Top | My Favorite Ingredients
Chickpea and Chard Soup
(recipe, Skye Gyngell)
More a meal than a soup, this is all I need to eat to pep me up at lunchtime during the week. Finished with a good splash of grassy, peppery extra-virgin olive oil, it is unctuous and truly lovely.
- Scant 1¼ cups dried chickpeas, soaked overnight (see Note)
- 3 Tbsp. extra-virgin olive oil, plus extra for serving
- Juice of ½ lemon
- 2 dried red chiles
- 5 garlic cloves, peeled and smashed with the back of a knife
- 3 rosemary sprigs
- 2 cans (12 ounces each) good-quality peeled plum tomatoes
- Sea salt and freshly ground black pepper
- 4 cups good-quality chicken stock (or water if you prefer)
- 10 oz. Swiss chard
- 2 slices of day-old, chewy, peasant-style bread, crusts removed
- 3 to 3¾ oz. Parmesan, freshly grated
- Drain the chickpeas, rinse, and place in a large heavy pan. Cover generously with cold water, but do not season.
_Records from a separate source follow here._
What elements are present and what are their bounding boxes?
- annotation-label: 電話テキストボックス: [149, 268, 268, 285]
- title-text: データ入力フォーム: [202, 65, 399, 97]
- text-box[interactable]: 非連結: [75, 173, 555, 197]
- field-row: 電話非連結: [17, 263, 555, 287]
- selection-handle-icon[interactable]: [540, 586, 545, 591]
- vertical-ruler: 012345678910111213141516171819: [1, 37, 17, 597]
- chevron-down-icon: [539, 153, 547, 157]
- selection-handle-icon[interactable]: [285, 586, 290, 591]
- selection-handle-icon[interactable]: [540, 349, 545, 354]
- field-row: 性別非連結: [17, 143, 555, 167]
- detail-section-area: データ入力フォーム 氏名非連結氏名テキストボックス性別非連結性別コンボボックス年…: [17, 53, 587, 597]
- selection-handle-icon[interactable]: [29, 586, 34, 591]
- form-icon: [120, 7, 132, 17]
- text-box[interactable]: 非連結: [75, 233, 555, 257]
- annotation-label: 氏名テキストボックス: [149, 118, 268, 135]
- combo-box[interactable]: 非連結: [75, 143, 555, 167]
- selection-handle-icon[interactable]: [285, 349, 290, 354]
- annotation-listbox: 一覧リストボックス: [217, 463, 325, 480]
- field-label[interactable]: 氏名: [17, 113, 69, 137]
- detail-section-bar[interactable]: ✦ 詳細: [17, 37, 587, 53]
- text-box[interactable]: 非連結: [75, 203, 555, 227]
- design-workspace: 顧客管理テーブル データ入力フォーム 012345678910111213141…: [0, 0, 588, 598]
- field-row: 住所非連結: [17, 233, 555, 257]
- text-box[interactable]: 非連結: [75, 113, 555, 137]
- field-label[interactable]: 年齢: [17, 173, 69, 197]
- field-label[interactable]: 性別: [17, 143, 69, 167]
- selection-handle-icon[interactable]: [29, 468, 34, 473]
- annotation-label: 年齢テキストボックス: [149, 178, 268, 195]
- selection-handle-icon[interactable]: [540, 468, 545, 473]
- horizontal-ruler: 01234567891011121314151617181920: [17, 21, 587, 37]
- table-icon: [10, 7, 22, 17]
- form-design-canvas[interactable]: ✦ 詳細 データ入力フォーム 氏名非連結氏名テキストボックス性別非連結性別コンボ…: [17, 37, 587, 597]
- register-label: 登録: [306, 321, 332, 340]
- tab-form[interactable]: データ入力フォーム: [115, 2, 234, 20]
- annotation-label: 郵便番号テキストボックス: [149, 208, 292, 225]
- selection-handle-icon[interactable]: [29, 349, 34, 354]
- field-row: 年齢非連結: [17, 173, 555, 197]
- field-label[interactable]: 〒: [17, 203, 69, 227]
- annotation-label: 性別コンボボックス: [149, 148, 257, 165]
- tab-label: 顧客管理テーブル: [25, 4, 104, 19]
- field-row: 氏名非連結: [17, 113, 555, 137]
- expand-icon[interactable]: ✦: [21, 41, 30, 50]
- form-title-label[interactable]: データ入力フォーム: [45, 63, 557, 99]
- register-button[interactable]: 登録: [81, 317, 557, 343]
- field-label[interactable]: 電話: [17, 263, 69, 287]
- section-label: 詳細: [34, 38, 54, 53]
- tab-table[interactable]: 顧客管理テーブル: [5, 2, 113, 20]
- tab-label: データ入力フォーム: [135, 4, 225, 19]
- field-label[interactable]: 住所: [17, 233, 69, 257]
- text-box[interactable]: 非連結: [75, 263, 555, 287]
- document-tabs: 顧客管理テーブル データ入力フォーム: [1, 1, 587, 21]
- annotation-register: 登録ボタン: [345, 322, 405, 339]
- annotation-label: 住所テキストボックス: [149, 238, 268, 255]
Bring to a boil over medium heat, then turn down the heat. Simmer gently for 1½ hours, or until the chickpeas are soft, skimming away any scum from the surface every now and then. Drain and dress with 1 Tbsp. olive oil and the lemon juice.
- While the chickpeas are cooking, warm 2 Tbsp. olive oil in a separate pan over medium heat. Crumble in the chiles and add the garlic and rosemary. Cook for a minute or so to release the flavors, then add the tomatoes and stir well to break them up, adding a good pinch of salt. Cover and cook for 20 minutes, then pour in the stock and cook for another 10 minutes. Finally, add the cooked chickpeas and simmer gently for 40 minutes. Remove the rosemary sprigs.
- Toward the end of the cooking time, prepare the chard. Wash and pat dry, then strip the leaves from the pale central stalk, using a small sharp knife; set aside. Trim the stalks and cut into ½-inch chunks. Add these to a pan of well-salted boiling water and cook for 2 minutes, then add the soft green outer leaves and cook for another minute. Drain.
- Break the bread into small pieces and stir into the soup along with 3 ounces of the Parmesan, turning the heat to low. Add the chard and a drizzle of olive oil. Taste and adjust the seasoning. The soup should be deeply flavorful and thick. Add a little more Parmesan and/or olive oil if needed. Ladle into warm soup plates and serve.
If, like me, remembering to presoak beans is beyond your usual level of organization, there is a way round. Rinse the beans, place them in a pan, and cover with cold water, then bring to a boil. Drain, return to the pan, and cover a second time with cold water flavored with aromatics or whatever the recipe demands, then cook as if the beans have been presoaked.